Finding just which contracts contain language referencing LIBOR isn’t as easy as pushing a few buttons on a computer terminal. The language could be in contracts stored online electronically in either structured or unstructured form making it easy to overlook particularly if the volume of contracts affected is in thousands. Montclair, New Jersey-based Pendo Systems says it has a platform based on machine-learning which can alert procurement, risk, and legal managers to each contract at their firms referencing LIBOR, the fallback language available, the value of the contracts and counterparties involved. So far, large global banks have been the prime users of Pendo’s platform, but fund managers are starting to show interest.
IM: These two letters are becoming a four-letter word for trading and collateral management managers at buy and sell-side firms who have to calculate and exchange initial margin for uncleared over-the-counter derivative transactions. Calculating IM to reduce discrepancies between counterparties has been simplified a bit through widespread acceptance of the International Swaps and Derivatives Association’s SIMM methodology. Software vendors, such as AcadiaSoft, Cassini Systems and TriResolve, can also help firms with automated contract reconciliation, margin calculations and margin calls.
However, fund managers, broker-dealers and banks must still determine whether they fall under Phase five or the final Phase six in of the implementation timetable for initial margin so they can notify their counterparties and custodians before starting contract renegotiation.
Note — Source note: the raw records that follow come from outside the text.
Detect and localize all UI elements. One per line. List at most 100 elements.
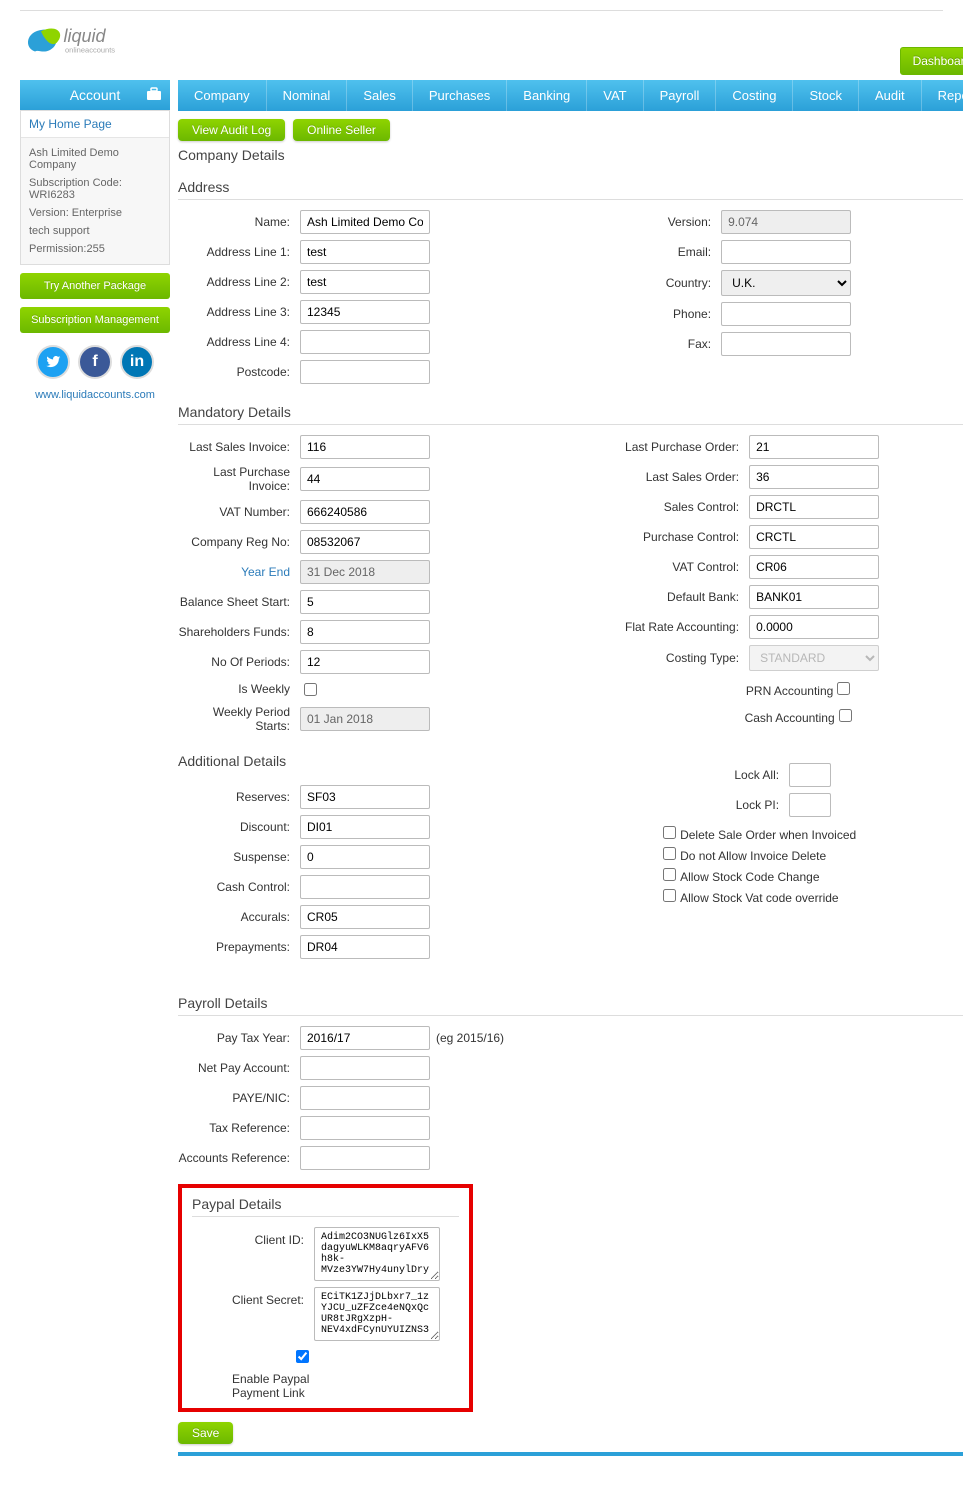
last-so-input[interactable]: [749, 465, 879, 489]
logo: liquid onlineaccounts: [20, 17, 170, 74]
weekly-start-input: [300, 707, 430, 731]
cash-acct-checkbox[interactable]: [839, 709, 852, 722]
twitter-icon[interactable]: [36, 345, 70, 379]
paypal-title: Paypal Details: [192, 1196, 459, 1212]
lock-all-input[interactable]: [789, 763, 831, 787]
last-purch-inv-input[interactable]: [300, 467, 430, 491]
payroll-title: Payroll Details: [178, 995, 963, 1011]
allow-stock-checkbox[interactable]: [663, 868, 676, 881]
sidebar-panel: My Home Page Ash Limited Demo Company Su…: [20, 110, 170, 265]
sales-ctrl-input[interactable]: [749, 495, 879, 519]
flat-rate-input[interactable]: [749, 615, 879, 639]
paye-input[interactable]: [300, 1086, 430, 1110]
allow-vat-checkbox[interactable]: [663, 889, 676, 902]
taxref-input[interactable]: [300, 1116, 430, 1140]
tab-banking[interactable]: Banking: [507, 80, 587, 111]
no-inv-del-checkbox[interactable]: [663, 847, 676, 860]
postcode-input[interactable]: [300, 360, 430, 384]
last-po-label: Last Purchase Order:: [599, 440, 749, 454]
paytax-input[interactable]: [300, 1026, 430, 1050]
last-sales-inv-input[interactable]: [300, 435, 430, 459]
dashboard-button[interactable]: Dashboard: [900, 47, 963, 75]
no-periods-input[interactable]: [300, 650, 430, 674]
save-button[interactable]: Save: [178, 1422, 233, 1444]
facebook-icon[interactable]: f: [78, 345, 112, 379]
flat-rate-label: Flat Rate Accounting:: [599, 620, 749, 634]
accurals-input[interactable]: [300, 905, 430, 929]
svg-text:onlineaccounts: onlineaccounts: [65, 45, 115, 54]
addr1-input[interactable]: [300, 240, 430, 264]
tab-stock[interactable]: Stock: [793, 80, 859, 111]
name-input[interactable]: [300, 210, 430, 234]
email-input[interactable]: [721, 240, 851, 264]
is-weekly-label: Is Weekly: [178, 682, 300, 696]
def-bank-input[interactable]: [749, 585, 879, 609]
linkedin-icon[interactable]: in: [120, 345, 154, 379]
phone-input[interactable]: [721, 302, 851, 326]
subscription-mgmt-button[interactable]: Subscription Management: [20, 307, 170, 333]
discount-label: Discount:: [178, 820, 300, 834]
vat-no-label: VAT Number:: [178, 505, 300, 519]
netpay-label: Net Pay Account:: [178, 1061, 300, 1075]
sidebar-subcode: Subscription Code: WRI6283: [29, 174, 161, 204]
taxref-label: Tax Reference:: [178, 1121, 300, 1135]
sharehold-input[interactable]: [300, 620, 430, 644]
try-package-button[interactable]: Try Another Package: [20, 273, 170, 299]
is-weekly-checkbox[interactable]: [304, 683, 317, 696]
client-secret-input[interactable]: [314, 1287, 440, 1341]
addr4-input[interactable]: [300, 330, 430, 354]
addr3-input[interactable]: [300, 300, 430, 324]
account-header[interactable]: Account: [20, 80, 170, 110]
last-so-label: Last Sales Order:: [599, 470, 749, 484]
client-secret-label: Client Secret:: [192, 1287, 314, 1307]
prn-acct-checkbox[interactable]: [837, 682, 850, 695]
tab-reports[interactable]: Reports: [922, 80, 963, 111]
suspense-input[interactable]: [300, 845, 430, 869]
tab-company[interactable]: Company: [178, 80, 267, 111]
discount-input[interactable]: [300, 815, 430, 839]
sharehold-label: Shareholders Funds:: [178, 625, 300, 639]
tab-audit[interactable]: Audit: [859, 80, 922, 111]
year-end-label[interactable]: Year End: [178, 565, 300, 579]
tab-sales[interactable]: Sales: [347, 80, 413, 111]
vat-no-input[interactable]: [300, 500, 430, 524]
fax-input[interactable]: [721, 332, 851, 356]
country-select[interactable]: U.K.: [721, 270, 851, 296]
enable-paypal-checkbox[interactable]: [296, 1350, 309, 1363]
site-link[interactable]: www.liquidaccounts.com: [20, 389, 170, 401]
addr3-label: Address Line 3:: [178, 305, 300, 319]
company-details-title: Company Details: [178, 147, 963, 163]
vat-ctrl-input[interactable]: [749, 555, 879, 579]
my-home-link[interactable]: My Home Page: [21, 111, 169, 138]
lock-pi-label: Lock PI:: [599, 798, 789, 812]
addr2-input[interactable]: [300, 270, 430, 294]
del-so-checkbox[interactable]: [663, 826, 676, 839]
tab-vat[interactable]: VAT: [587, 80, 643, 111]
purch-ctrl-input[interactable]: [749, 525, 879, 549]
postcode-label: Postcode:: [178, 365, 300, 379]
reserves-input[interactable]: [300, 785, 430, 809]
acctref-input[interactable]: [300, 1146, 430, 1170]
bal-sheet-input[interactable]: [300, 590, 430, 614]
netpay-input[interactable]: [300, 1056, 430, 1080]
cash-ctrl-input[interactable]: [300, 875, 430, 899]
view-audit-log-button[interactable]: View Audit Log: [178, 119, 285, 141]
del-so-label: Delete Sale Order when Invoiced: [680, 828, 856, 842]
address-title: Address: [178, 179, 963, 195]
tab-costing[interactable]: Costing: [716, 80, 793, 111]
allow-stock-label: Allow Stock Code Change: [680, 870, 819, 884]
comp-reg-input[interactable]: [300, 530, 430, 554]
tab-purchases[interactable]: Purchases: [413, 80, 507, 111]
tab-nominal[interactable]: Nominal: [267, 80, 348, 111]
prepay-input[interactable]: [300, 935, 430, 959]
last-po-input[interactable]: [749, 435, 879, 459]
online-seller-button[interactable]: Online Seller: [293, 119, 390, 141]
client-id-input[interactable]: [314, 1227, 440, 1281]
paytax-label: Pay Tax Year:: [178, 1031, 300, 1045]
allow-vat-label: Allow Stock Vat code override: [680, 891, 839, 905]
lock-pi-input[interactable]: [789, 793, 831, 817]
addr2-label: Address Line 2:: [178, 275, 300, 289]
purch-ctrl-label: Purchase Control:: [599, 530, 749, 544]
tab-payroll[interactable]: Payroll: [644, 80, 717, 111]
weekly-start-label: Weekly Period Starts:: [178, 705, 300, 733]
Phase five in September 2020 applies to funds and other entities with an average notional amount (ANNA) of more than US$50 billion in non-centrally cleared derivatives, while Phase six in September 2021 affects funds and other entitles with an ANNA of more than US$8 billion.
“Trading desks must continually monitor all legacy and new transactions to ensure compliance,” says Don Macbean, a partner with the law firm of Katten Muchin Rosenman in New York. “Once they have determined that the mandatory initial margin rules apply they will need to select a custodian and determine whether the custodial relationship will be under a third-party or triparty account control agreement.”
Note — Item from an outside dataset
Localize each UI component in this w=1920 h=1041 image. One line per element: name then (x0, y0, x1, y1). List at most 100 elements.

Contract rewriting and drafting can be simplified using a new platform from ISDA; however, waiting until the last minute to do the work isn’t wise. “You don’t want to be stuck in a long cue waiting for your documentation to be completed,” cautions Macbean. “The time to act is now.”
For all the grief compliance, operations and IT managers will suffer to handle rigorous new requlatory requirements in 2020, they can breathe a sigh of relief over some breathing room for at least two of the more cumbersome rules. FINRA has once again postponed the implementation of margin requirements for US covered agency transactions in its new Rule 4210 until March 2021 from March 2020 to consider proposed amendments, such as eliminating initial margin. The US Internal Revenue Service has also spared US broker-dealers in 2020 from having to deal with some provisions of Section 871(m) which requires them to withold tax on “dividend equivalent payments” made to non-US investors for certain derivative transactions referencing dividend-paying US equities. The IRS will continue to require current withholding on “delta-one” transactions; however, if its late 2019 notice stands as issued, withholding on “non-delta one” transactions will not be required until 2023. Phew!
(Editor’s note: This article was amended on February 6, 2020 to reflect ESMA’s announcement it would postpone the implemention of the CSDR’s settlement discipline regime and interrelated buy-in requirements).